The legendary African fabulist, AESOP (deliberately referred to in most literature as a Greek), is a classic example of the explanation provided by Philip’s father. AESOP, the creator or inventor of stories, lived in the time of the Egyptian pharaoh Amasis, during the middle of the sixth century, and was connected with the island of Samos He was a slave of a Samian citizen called Iadmon. Yet today, the Fables of AESOP are still alive with the some of these fables are: “Friend Or Foe,” “Look Before You Leap,” “A Lesson For Fools,” “A Bird In The Hand,” “The Lion’s Share,” “Blood Suckers,” etc.

The story below fellows the tradition of AESOP:

As a youth growing up in Monrovia in the 60’s, in the vicinity of Clay Street & Camp Johnson Road, I honestly thought corruption was a legal practice. Why? For the most part, individuals who embezzled government funds were transferred to other positions, instead of being punished for the crimes they committed. These individuals were transferred or promoted as if they had contributed to meaningful national developments. The current corrupt practices going on in Liberia, reminds me of John Johns, “the man who refused to be promoted”. My late mother, Sarkpah Mardea Worhwinn, told me this story. John Johns is a fictional character, but the story is true. Any resemblance to any actual person you may know with this name, either today or in the past, is purely coincidental.

John Johns was a messenger (an expediter) in the Bureau of Custom at the Ministry of Finance. John Johns was troubled when he heard that his boss was considering him for a job promotion. So he decided to prevent his boss from promoting him by bribing him.

Based on the Bureau’s records, John Johns was the most dedicated employee in the history of the Bureau. He was the only employee who worked seven days a week - the first to report to work, and the last to leave. It was due to these fine qualities that earned him the consideration for the promotion. The promotion came with the incentive of salary increment (from $50.00 to $75.00 per month).

But the environment in which John Johns worked, “cold water” (bribery) was the order of the day. In other words, it was encouraged. And if one refused to go along, he/she was considered stupid or naive. This was the atmosphere in which Messenger John Johns found himself. John Johns’ monthly starting salary was $25.00. When he was employed, he had a wife and two children. Within five years, he had five increments, which brought his salary to $50.00 per month. With this salary, he supported four children, his wife and two other children by each of his two girlfriends. With this meager salary, John Johns managed to build 4 concrete houses in less than a year.

Upon hearing the news around the office that he was slated for promotion, John Johns grew weary and troublesome. As a result, he immediately called on the close and personal friends of his boss to have them talk to their friend on his behalf – to change his mind regarding his promotion.
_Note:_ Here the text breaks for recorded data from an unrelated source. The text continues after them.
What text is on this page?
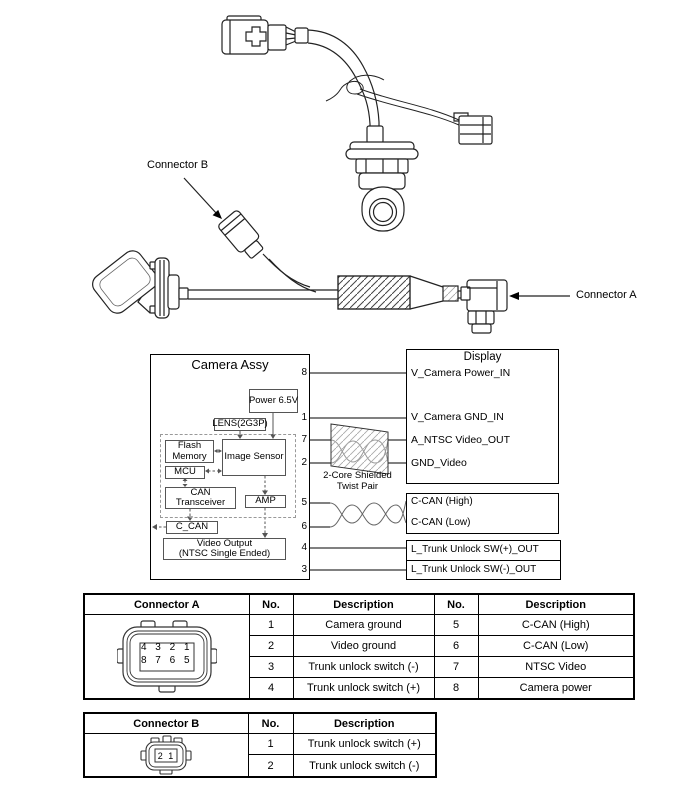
Connector B
Connector A
Camera Assy
Power 6.5V
LENS(2G3P)
Flash
Memory Image Sensor
MCU
CAN
Transceiver	AMP
C_CAN
Video Output
(NTSC Single Ended)
8
1
7
2
5
6
4
3
Display
V_Camera Power_IN
V_Camera GND_IN
A_NTSC Video_OUT
GND_Video
C-CAN (High)
C-CAN (Low)
L_Trunk Unlock SW(+)_OUT
L_Trunk Unlock SW(-)_OUT
2-Core Shielded
Twist Pair
Connector A	No.	Description	No.	Description

4 3 2 1
8 7 6 5	1	Camera ground	5	C-CAN (High)
	2	Video ground	6	C-CAN (Low)
	3	Trunk unlock switch (-)	7	NTSC Video
	4	Trunk unlock switch (+)	8	Camera power
Connector B	No.	Description

2 1	1	Trunk unlock switch (+)
	2	Trunk unlock switch (-)
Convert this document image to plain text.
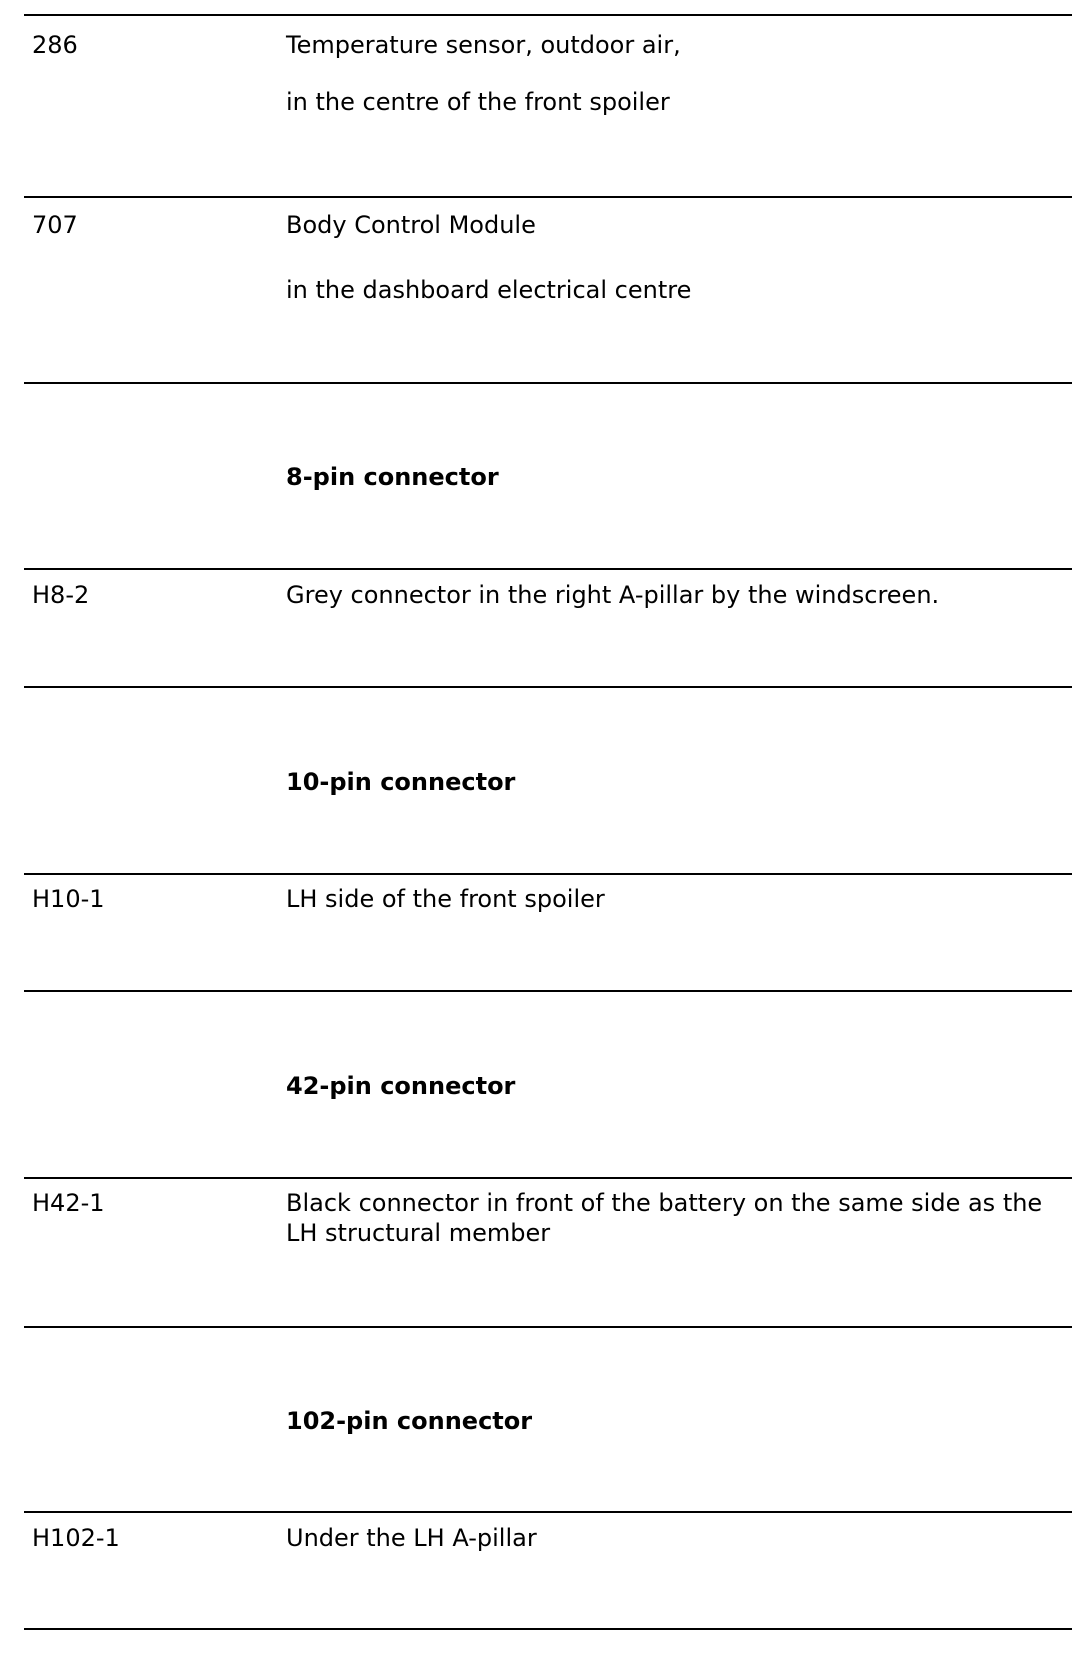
286	Temperature sensor, outdoor air,
in the centre of the front spoiler
707	Body Control Module
in the dashboard electrical centre
8-pin connector
H8-2	Grey connector in the right A-pillar by the windscreen.
10-pin connector
H10-1	LH side of the front spoiler
42-pin connector
H42-1	Black connector in front of the battery on the same side as the LH structural member
102-pin connector
H102-1	Under the LH A-pillar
He got these friends to agree with his position. Some of them even said, “If a person doesn’t want to be promoted, you can’t force that person.” Based on this rationale, the friends offered to help John Johns by approaching their friend (John Johns’ boss) on his behalf. For their assistance, John Johns promised to have them rewarded handsomely. So, they decided to meet at the home of their friend, whose name is Johnson. John Johns went ahead to make arrangement with Mr. Johnson’s wife by providing for the entertainment during the meeting. He gave Mrs. Johnson lots of cash to stage the event in grand style. In order for her husband not to leave home on that day, Mrs. Johnson made sure to tell him that, “On Saturday some of his friends are coming over to visit; you need to be at home to receive them.
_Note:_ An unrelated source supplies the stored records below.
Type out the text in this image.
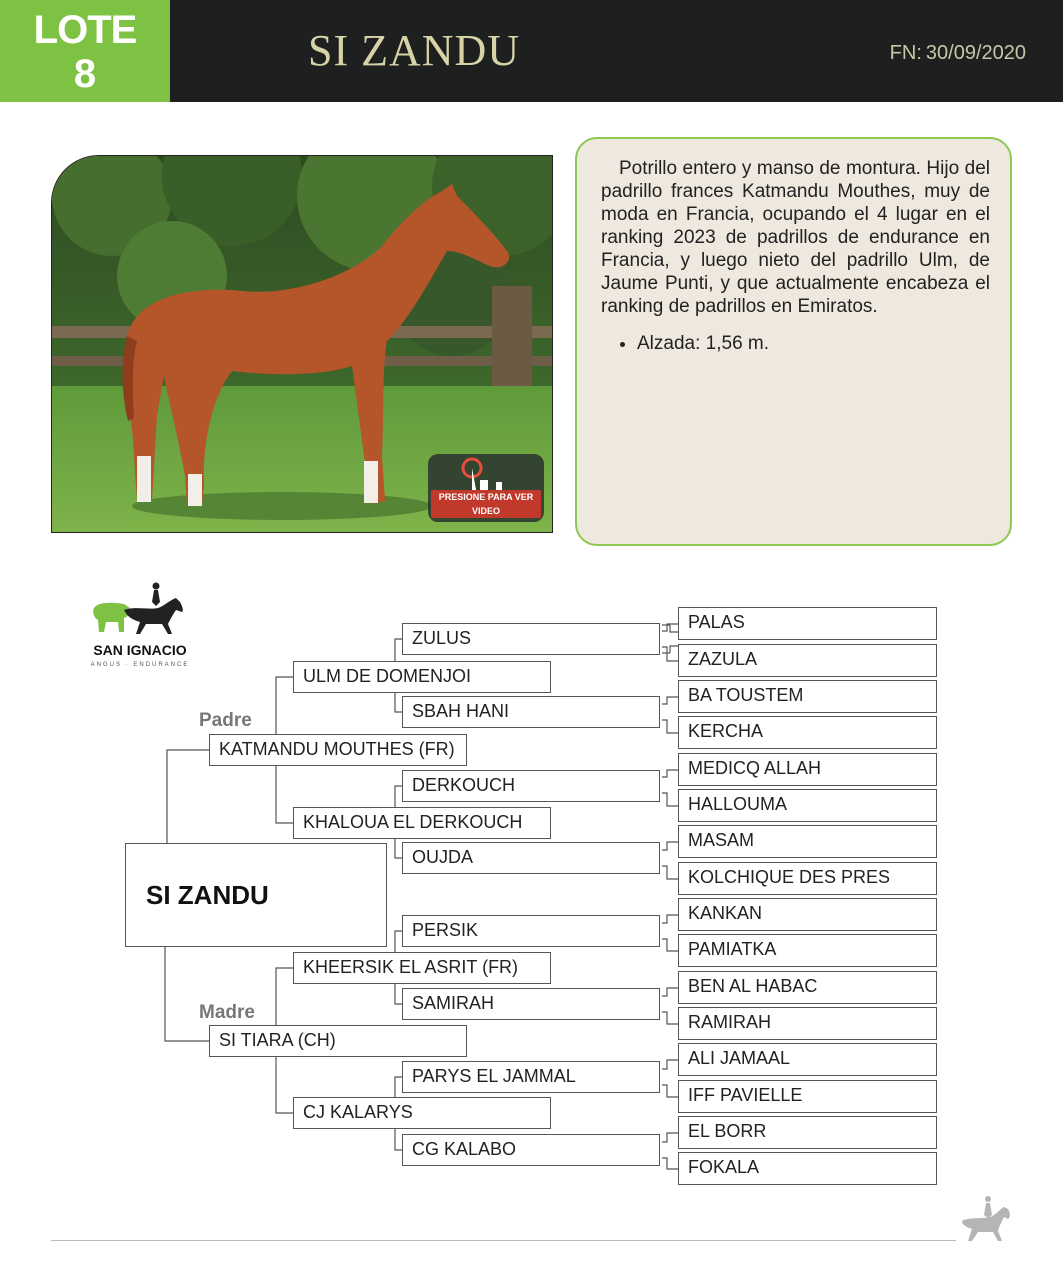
LOTE
8	SI ZANDU	FN: 30/09/2020
PRESIONE PARA VER VIDEO

Potrillo entero y manso de montura. Hijo del padrillo frances Katmandu Mouthes, muy de moda en Francia, ocupando el 4 lugar en el ranking 2023 de padrillos de endurance en Francia, y luego nieto del padrillo Ulm, de Jaume Punti, y que actualmente encabeza el ranking de padrillos en Emiratos.

• Alzada: 1,56 m.
SAN IGNACIO
ANGUS · ENDURANCE
SI ZANDU
Padre
Madre
KATMANDU MOUTHES (FR)
SI TIARA (CH)
ULM DE DOMENJOI
KHALOUA EL DERKOUCH
KHEERSIK EL ASRIT (FR)
CJ KALARYS
ZULUS
SBAH HANI
DERKOUCH
OUJDA
PERSIK
SAMIRAH
PARYS EL JAMMAL
CG KALABO
PALAS
ZAZULA
BA TOUSTEM
KERCHA
MEDICQ ALLAH
HALLOUMA
MASAM
KOLCHIQUE DES PRES
KANKAN
PAMIATKA
BEN AL HABAC
RAMIRAH
ALI JAMAAL
IFF PAVIELLE
EL BORR
FOKALA
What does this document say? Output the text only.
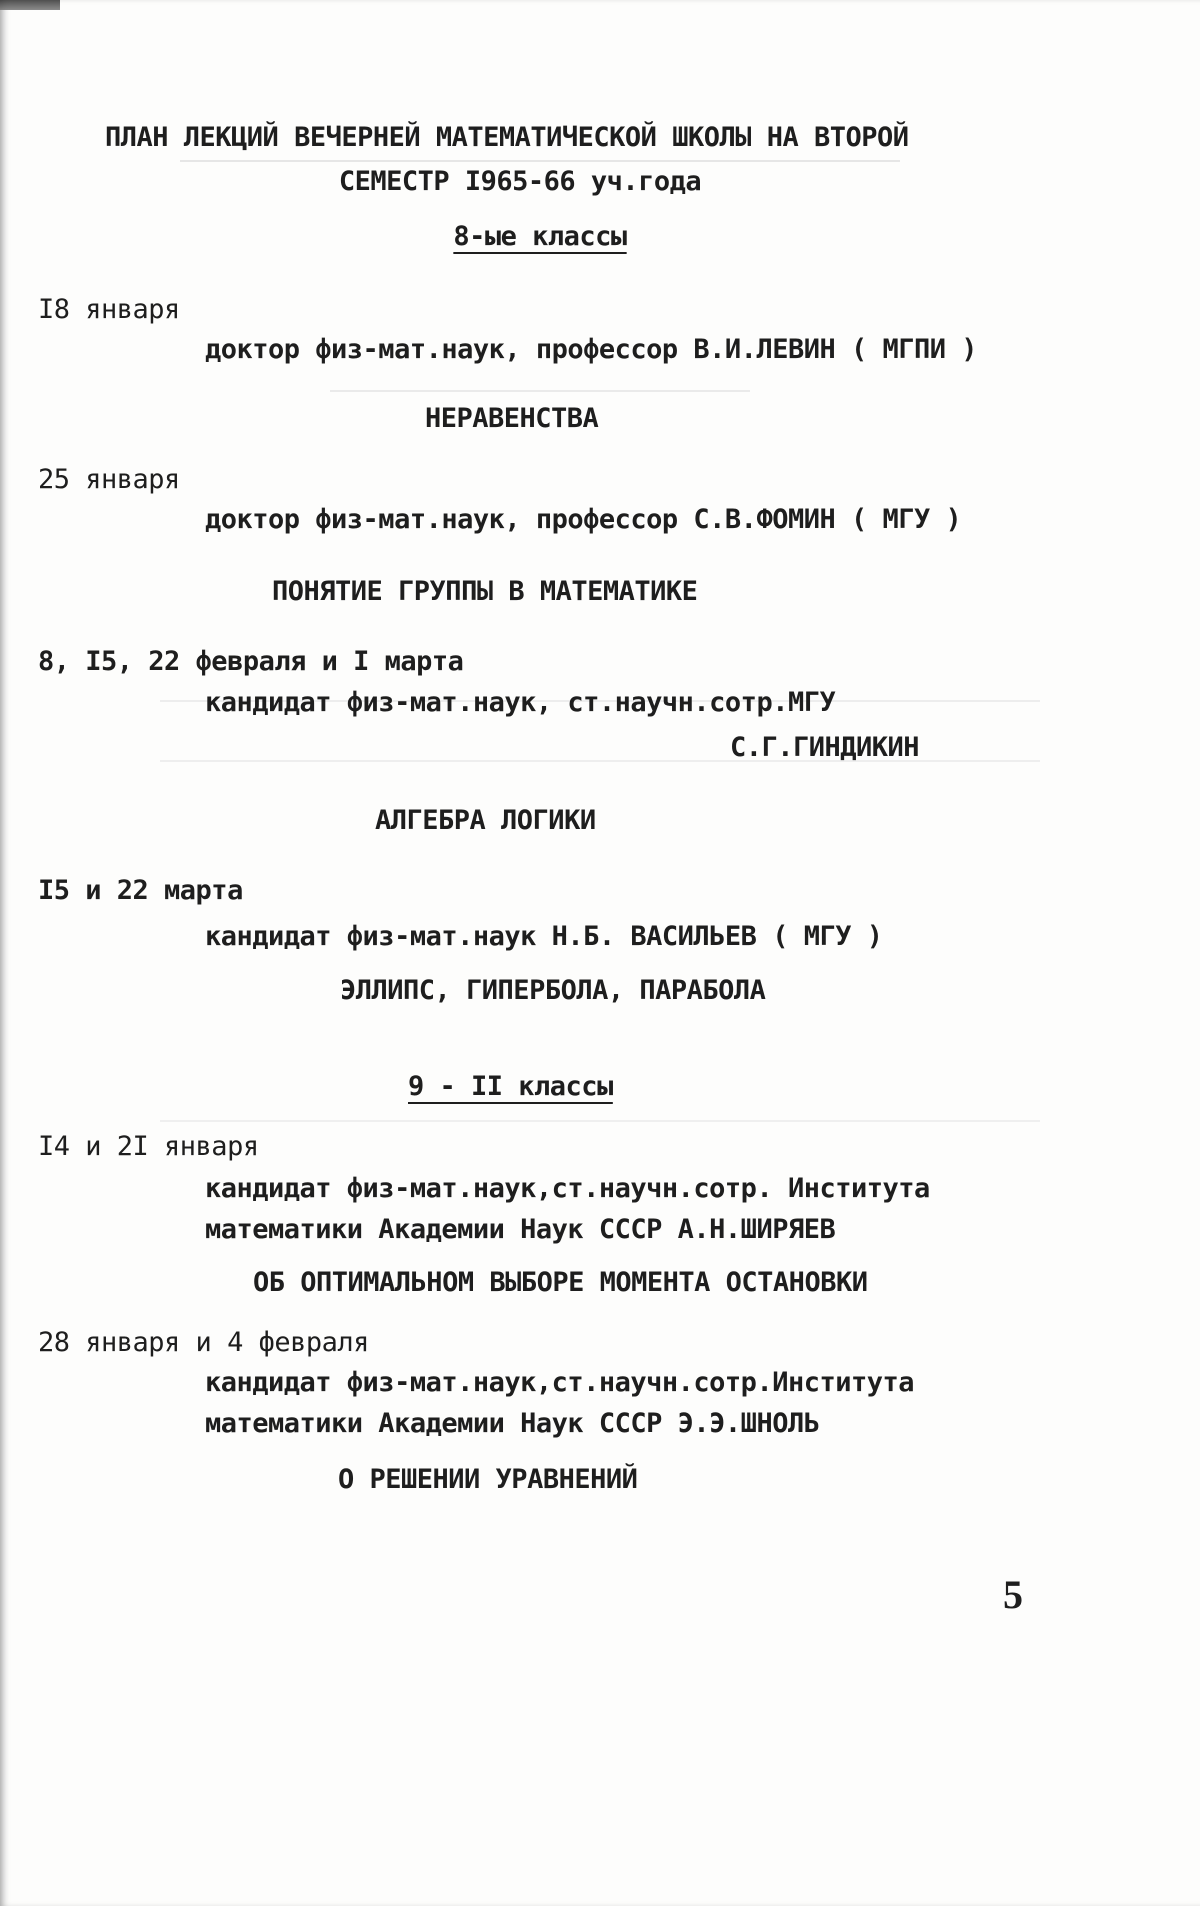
ПЛАН ЛЕКЦИЙ ВЕЧЕРНЕЙ МАТЕМАТИЧЕСКОЙ ШКОЛЫ НА ВТОРОЙ
СЕМЕСТР I965-66 уч.года
8-ые классы
I8 января
доктор физ-мат.наук, профессор В.И.ЛЕВИН ( МГПИ )
НЕРАВЕНСТВА
25 января
доктор физ-мат.наук, профессор С.В.ФОМИН ( МГУ )
ПОНЯТИЕ ГРУППЫ В МАТЕМАТИКЕ
8, I5, 22 февраля и I марта
кандидат физ-мат.наук, ст.научн.сотр.МГУ
С.Г.ГИНДИКИН
АЛГЕБРА ЛОГИКИ
I5 и 22 марта
кандидат физ-мат.наук Н.Б. ВАСИЛЬЕВ ( МГУ )
ЭЛЛИПС, ГИПЕРБОЛА, ПАРАБОЛА
9 - II классы
I4 и 2I января
кандидат физ-мат.наук,ст.научн.сотр. Института
математики Академии Наук СССР А.Н.ШИРЯЕВ
ОБ ОПТИМАЛЬНОМ ВЫБОРЕ МОМЕНТА ОСТАНОВКИ
28 января и 4 февраля
кандидат физ-мат.наук,ст.научн.сотр.Института
математики Академии Наук СССР Э.Э.ШНОЛЬ
О РЕШЕНИИ УРАВНЕНИЙ
5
At the appointed time, 7:30 PM in the evening, they showed up. Mr. Johnson was glad to see his close friends and associates. Mrs. Johnson served the guests expensive drinks and food. By then, Mr. Johnson began to wonder about the purpose for such an elaborate occasion. He was somewhat concern as to how his wife obtained the resources to provide for such high-class entertainment. Looking at the reflection on Mr. Johnson’s face, John Johns got up quick, took the center stage, and said, “Mrs. Johnson, Madam, thank you for your help in arranging this meeting”, and to the friends and associates of his boss, he said, “Gentlemen, I also thank all of you for responding to my request in a timely manner; but before I begin to tell you the purpose for which we have gathered here, let me first thank God the Almighty for forgiving all of the bad, bad things I have done in my lifetime.” He then focused his attention on his boss. He said to him, “Chief, this palaver was called because I heard that you were thinking about promoting me. Is there any truth to what they have been saying around the office?” The boss responded in the affirmative. “It is certainly true”. John Johns then proceeded by saying, “Chief, the reason I brought you this ‘cold water’ and ‘goat soup’ (bribe) along with your close friends and associates, is to beg you not to promote me. Chief, in the name of the Almighty God, please reconsider your plan. And if it means for me to give you half of my salary for your personal use, I would rather do so than to be promoted. Chief, I beg you; I love my present position, very much! I do not want any increase nor to be promoted to another position. My present position was meant for me!"

As soon as John Johns got through speaking, the Mr. Johnson thanked him for his concern and generosity, and said to him, “If that’s what you want, I have no other choice but to adhere to your wishes.” He accepted the “goat soup”, “cold water” and part of John Johns’ salary without questioning him about his motives. After reaching this agreement, Mr. Johnson and his guests had a good time celebrating John Johns’ request - not to be promoted.

Now, I leave it up to you to come up with the reason why John Johns refused the promotion.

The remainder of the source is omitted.